O advogado de um deles revelou que os três se apresentaram nesta quarta-feira num posto de polícia de uma aldeia 170 quilómetros a noroeste de Marselha "porque querem ser ouvidos pelas autoridades", adiantando que o grupo ficou "espantado" por não ter sido abordado à chegada.

O ministro da Defesa francês, Jean-Yves Le Drian, não escondia nesta quarta-feira a fúria de Paris com a “iniciativa infeliz das autoridades turcas” que, em cima da hora, mudaram o avião em que os três suspeitos deveriam ter viajado.

O Le Monde adianta que a mudança foi ditada pela recusa do comandante do primeiro avião em embarcar os três homens sem o documento necessário à sua expulsão, tendo então decidido que eles tomariam o voo seguinte, com destino a Marselha. A falha de comunicação só terá sido detectada depois de o avião ter aterrado, quando os agentes da secreta contactaram os homólogos turcos para apurar porque não tinham eles chegado a Paris – por explicar está a falha que levou o Ministério do Interior a anunciar a sua detenção.

Entrevistado pela rádio France Info, Le Drian admitiu que este “passo em falso se deveu em grande parte às dificuldades, à ausência de uma boa colaboração com os serviços turcos”, reconhecendo que é necessário melhorar a coordenação com Ancara. Concedeu também que o sistema de controlo de passaportes que deveria ter permitido a detecção dos três suspeitos à chegada a Marselha “estava avariado”.

Há muito que os seus aliados na NATO acusam o Governo turco de pouco fazer para tornar menos porosas as fronteiras com a Síria, pelas quais transitam grande parte dos estrangeiros que partem para se juntar ao Estado Islâmico. Foi por ali, assegura o Le Monde, que passaram “todos ou quase todos” os 350 franceses que estarão actualmente a combater na Síria e os 180 que regressaram nos últimos meses a França.

O Governo de Ancara responde que desde o início da guerra na Síria, em 2011, já localizou e expulsou mil combatentes oriundos de 75 países e que continua a reforçar, com vedações e sistemas de vigilância, as suas fronteiras.  

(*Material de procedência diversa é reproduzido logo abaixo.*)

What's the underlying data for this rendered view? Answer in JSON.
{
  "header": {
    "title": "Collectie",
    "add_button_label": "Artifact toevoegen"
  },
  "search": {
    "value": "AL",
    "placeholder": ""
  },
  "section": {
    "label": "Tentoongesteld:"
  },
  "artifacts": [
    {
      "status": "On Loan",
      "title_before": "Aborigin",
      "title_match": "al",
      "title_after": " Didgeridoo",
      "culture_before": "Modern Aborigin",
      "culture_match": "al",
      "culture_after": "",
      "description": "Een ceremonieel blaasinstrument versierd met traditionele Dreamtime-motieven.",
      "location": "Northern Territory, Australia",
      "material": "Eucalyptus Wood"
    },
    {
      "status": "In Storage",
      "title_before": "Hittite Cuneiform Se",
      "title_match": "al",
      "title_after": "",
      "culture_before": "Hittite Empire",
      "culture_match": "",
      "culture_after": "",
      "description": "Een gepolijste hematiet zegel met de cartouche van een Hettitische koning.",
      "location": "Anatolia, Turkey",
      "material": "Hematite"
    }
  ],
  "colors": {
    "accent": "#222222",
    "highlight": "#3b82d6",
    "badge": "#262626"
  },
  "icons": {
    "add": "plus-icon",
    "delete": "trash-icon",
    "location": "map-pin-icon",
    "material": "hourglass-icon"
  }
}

A falha de segurança em França aconteceu na véspera de o Conselho de Segurança das Nações Unidas se reunir para votar uma resolução que visa forçar os Estados a adoptar medidas mais duras para travar o fluxo de jihadistas que está a desaguar na Síria e no Iraque. Segundo informações recolhidas pelas secretas ocidentais, mais de 12 mil combatentes estrangeiros, oriundos de 74 países, juntaram-se a organizações extremistas nos dois países, o que representa a maior mobilização de combatentes estrangeiros desde a invasão soviética do Afeganistão, na década de 1980.

A maioria é oriunda de países do Médio Oriente e do Magrebe, mas entre eles haverá “cerca de três mil” jihadistas europeus, disse à AFP Gilles de Kerchove, coordenador europeu de luta contra o terrorismo.